This week’s Board of Supervisors highlights might be described as being about going places—or not. They include a hearing about a bridge to nowhere, and a new battle in the war over car-free JFK. The mayor will also address the board. (As always, wonks looking for the full kit and caboodle can check out the meeting’s complete agenda).
Question Time, But No Questions
Since 2006, San Francisco’s mayor has been required to address the Board of Supervisors once a month and answer questions posed by them. This week is one of those meetings. The problem is, no Supervisors have submitted any questions for Mayor Breed this month, so she’ll likely have the podium to herself for up to five minutes.

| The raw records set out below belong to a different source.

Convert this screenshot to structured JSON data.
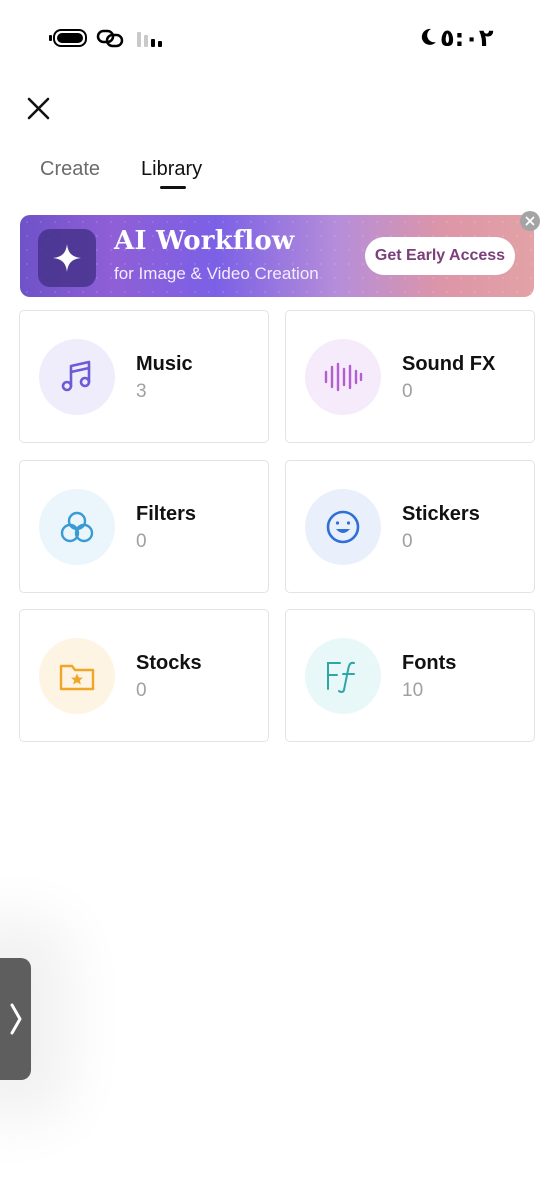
{
  "status_bar": {
    "time": "٥:٠٢"
  },
  "header": {
    "tabs": [
      {
        "label": "Create",
        "active": false
      },
      {
        "label": "Library",
        "active": true
      }
    ]
  },
  "banner": {
    "title": "AI Workflow",
    "subtitle": "for Image & Video Creation",
    "cta_label": "Get Early Access"
  },
  "cards": [
    {
      "title": "Music",
      "count": "3",
      "icon": "music-note-icon",
      "icon_color": "#6b5bd6",
      "bg": "#efedfb"
    },
    {
      "title": "Sound FX",
      "count": "0",
      "icon": "waveform-icon",
      "icon_color": "#b35fcf",
      "bg": "#f5ebfa"
    },
    {
      "title": "Filters",
      "count": "0",
      "icon": "filters-icon",
      "icon_color": "#3a9bd4",
      "bg": "#ebf5fc"
    },
    {
      "title": "Stickers",
      "count": "0",
      "icon": "smiley-icon",
      "icon_color": "#2f6fd6",
      "bg": "#e9f0fb"
    },
    {
      "title": "Stocks",
      "count": "0",
      "icon": "folder-star-icon",
      "icon_color": "#f0a626",
      "bg": "#fdf4e4"
    },
    {
      "title": "Fonts",
      "count": "10",
      "icon": "fonts-icon",
      "icon_color": "#2fa6a6",
      "bg": "#e8f8f8"
    }
  ],
  "colors": {
    "accent_text": "#7b3f7a",
    "handle": "#5e5e5e"
  }
}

- Legislative attempts to try and mandate questions for the mayor have been attempted, with the most recent in 2018. Despite this, Question Time With No Questions is often still a thing, and when there are questions they are often softballs to call attention to recently introduced legislation.
- Possible topics for Mayor Breed’s remarks range from on her recent trip to Europe to drum up tourist business, to what she and other elected officials view as attempts to politicize the local redistricting process, which has become an omnishambles of increasing proportions. We’ll just have to see what happens.
The Bridge To Nowhere
What bridge? At 3:00 p.m., the board will convene a special order hearing to consider a petition to revoke the permit for the pedestrian bridge over Kearny Street that connects Portsmouth Square park to the Financial District Hilton hotel.
- Portsmouth Square is a park and playground which serves as the combination backyard and living room for many Chinatown residents. It’s also one of San Francisco’s oldest public spaces, having been first used as a public square in the 1830’s. One of the enigmas of the park is the brutalist/orientalist bridge that spans Kearny street, connecting Portsmouth Square to the Hilton hotel across the street. Connecting may be a word used advisedly in this case as access to the public is now blocked. Most regard the structure as more blight than bridge.
- Since 2014, the Recreation and Park Department has been working on improvement plans for Portsmouth Square, which include tearing down the bridge. That may be hard to do since the hotel paid for it and owns it, but revoking the permit for it is the first step.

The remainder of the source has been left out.